Under all of this was,  the Climate.  It’s a hot- sunny- dry place. With more water than most deserts.   And that’s just the way we like it!

What we have here now is the DESIRE to remain in this place.   We exist, because we choose to live here.  It’s not the natural resources (water excepted) – it’s not the manufacturing… It is, like any real estate…  Location, Location, Location.   Which means climate.  And that’s full circle to the bean plots of the Hohokam, alfalfa fields for the Cavalry, and Citrus and cotton for the east coast.   And that’s exactly why our Company exists… Because people WANT to live here.

But with increasing pressures of climate change and economics, if we chose to remain, then how?  How indeed can we stay?  Others have come and gone.

Arguably great desert cities came before us.  We owe an existence here in direct attribution to pre-columbian engineering and trade.  We live in that shadow.  There is a possibility that this does not remain a place we want to be… there’s no guarantee.

Therefore, if we want to stay, and if we want to become a Great DESERT City… THE Great Desert City.    To make this The Great Desert City… all of us who care must become the ambassadors of change to insure the long term desirability of this place.  But what does that look like?  What defines a Great Desert City?

The Great Desert City is:  an oasis- a respite.  A cool pause.  It’s a place of water, it’s a place of shade, it offers relative cool in the summer and warmth in the winter night.

The Great Desert City is:  a Destination-  It is a beacon.  It calls to the traveller.  It is the place in-between.  It is unique in the environment. It is a place of shelter.

The Great Desert City is:  foremost- an ISLAND.   It is a livable place alone in the vast sea.  This is symbolic physically and culturally as well.

It is with these definitions we can integrate thoughtful design and for that matter, an ethic, into our everyday lives that we are a cultural island of beauty and solace.

We do remain uniquely orphaned from other areas.  If we then treat everything we bring into this place, by rail, by truck, by canal, car and airplane, as a precious resource,  we will not only reduce waste, but create systems unique to our location and increase “livability” and desirability.   I’ll explore more of my concept of our as a “Desert Island”  in a future post.

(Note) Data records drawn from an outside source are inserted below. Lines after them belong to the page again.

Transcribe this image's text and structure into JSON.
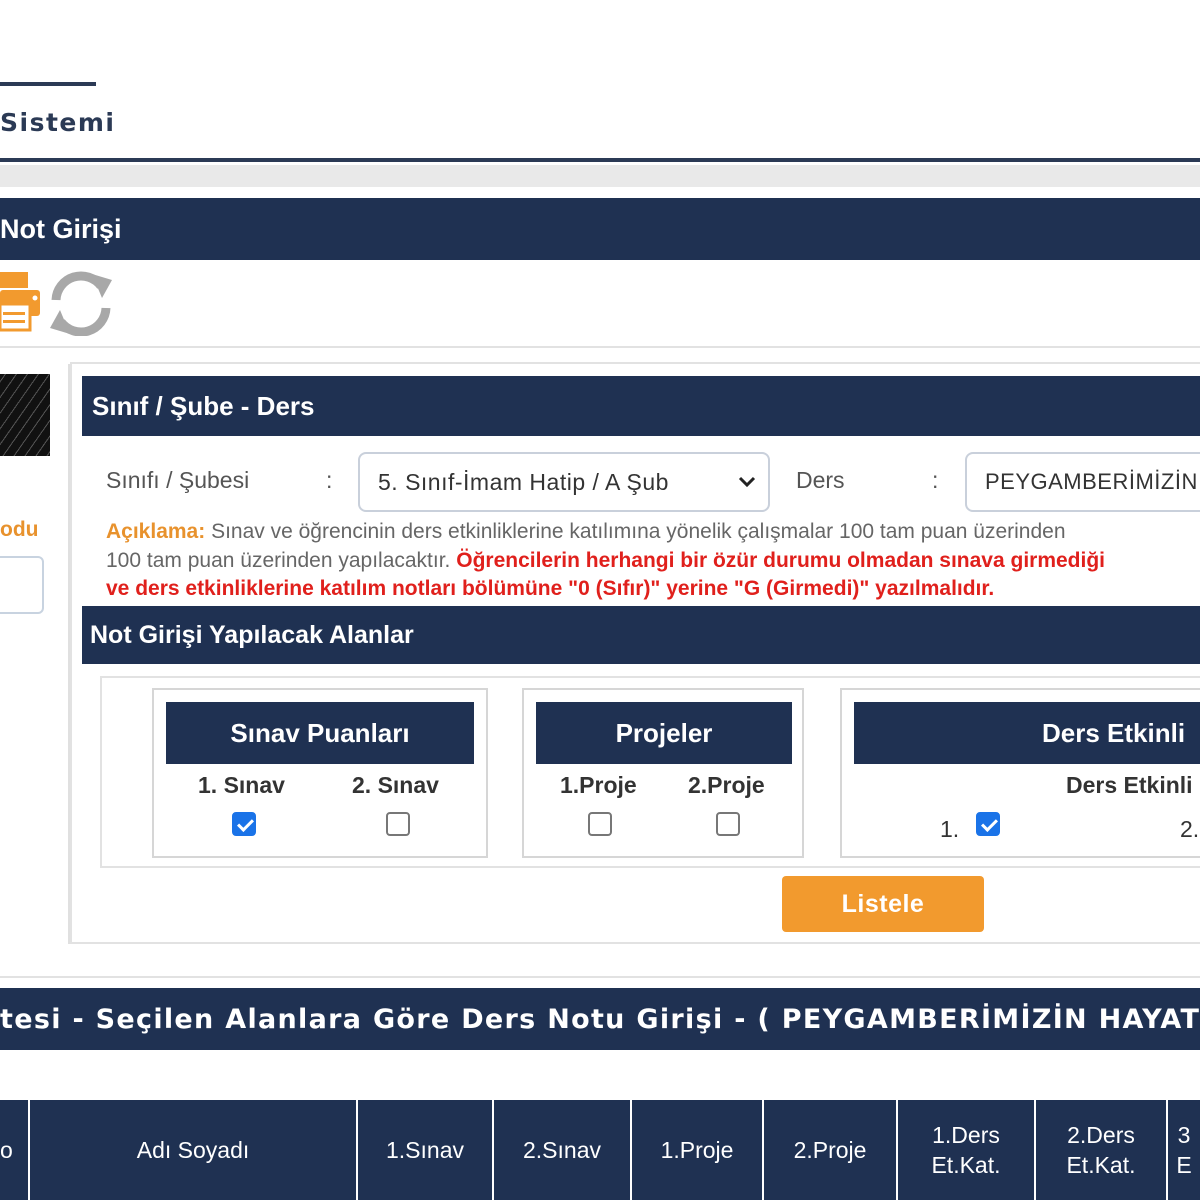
{
  "header": {
    "system_title": "Sistemi"
  },
  "main_bar": {
    "title": "Not Girişi"
  },
  "toolbar": {
    "print_icon": "printer-icon",
    "refresh_icon": "refresh-icon"
  },
  "left_panel": {
    "label": "odu"
  },
  "section_class": {
    "title": "Sınıf / Şube  - Ders",
    "class_label": "Sınıfı / Şubesi",
    "colon": ":",
    "class_value": "5. Sınıf-İmam Hatip / A Şub",
    "course_label": "Ders",
    "course_value": "PEYGAMBERİMİZİN"
  },
  "note": {
    "prefix": "Açıklama:",
    "line1": "Sınav ve öğrencinin ders etkinliklerine katılımına yönelik çalışmalar 100 tam puan üzerinden",
    "line2_gray": "100 tam puan üzerinden yapılacaktır.",
    "line2_red": "Öğrencilerin herhangi bir özür durumu olmadan sınava girmediği",
    "line3_red": "ve ders etkinliklerine katılım notları bölümüne \"0 (Sıfır)\" yerine \"G (Girmedi)\" yazılmalıdır."
  },
  "fields": {
    "title": "Not Girişi Yapılacak Alanlar",
    "groups": [
      {
        "title": "Sınav Puanları",
        "items": [
          {
            "label": "1. Sınav",
            "checked": true
          },
          {
            "label": "2. Sınav",
            "checked": false
          }
        ]
      },
      {
        "title": "Projeler",
        "items": [
          {
            "label": "1.Proje",
            "checked": false
          },
          {
            "label": "2.Proje",
            "checked": false
          }
        ]
      },
      {
        "title": "Ders Etkinli",
        "subtitle": "Ders Etkinli",
        "items": [
          {
            "label": "1.",
            "checked": true
          },
          {
            "label": "2."
          }
        ]
      }
    ]
  },
  "list_button": {
    "label": "Listele"
  },
  "list_bar": {
    "title": "tesi - Seçilen Alanlara Göre Ders Notu Girişi - ( PEYGAMBERİMİZİN HAYATI"
  },
  "table": {
    "headers": [
      "o",
      "Adı Soyadı",
      "1.Sınav",
      "2.Sınav",
      "1.Proje",
      "2.Proje",
      "1.Ders Et.Kat.",
      "2.Ders Et.Kat.",
      "3 E"
    ]
  },
  "colors": {
    "navy": "#1f3152",
    "orange": "#f29a2e",
    "red": "#e0201c",
    "checkbox": "#1a73e8"
  }
}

Are there Challenges ahead for us? Yes, many indeed.  Because with our changing density and climate what once worked here will not work in the future. We have made a communal decision to become a suburban place, to abandon agriculture and the City.  Our model?  Perhaps unconsciously, we have chosen Frank Lloyd Wright’s Broadacre City.  We came close to emulating this system of organization. When we were a community of 50,000, even 250,000, that could work.  But now?  No.

For our Valley, Broadacre City is dead.  Suburbanisim (should be) Dead.   We have reached a tipping point in growth.   Economists will tell you that we have cheap land, and that’s part of our economic success.  That is true and it’s a sinister addiction.  Our odd property tax formulations go right along with it….

Cheap land and low home prices may seem economically attractive but it’s like saying we’ve got wonderful pain management, but we use pure heroin to control it!  We can’t break this habit for the entire community, but we can offer alternatives.  We can be less than other areas in Cost of Living, but not the cheapest anymore.  Why should we be?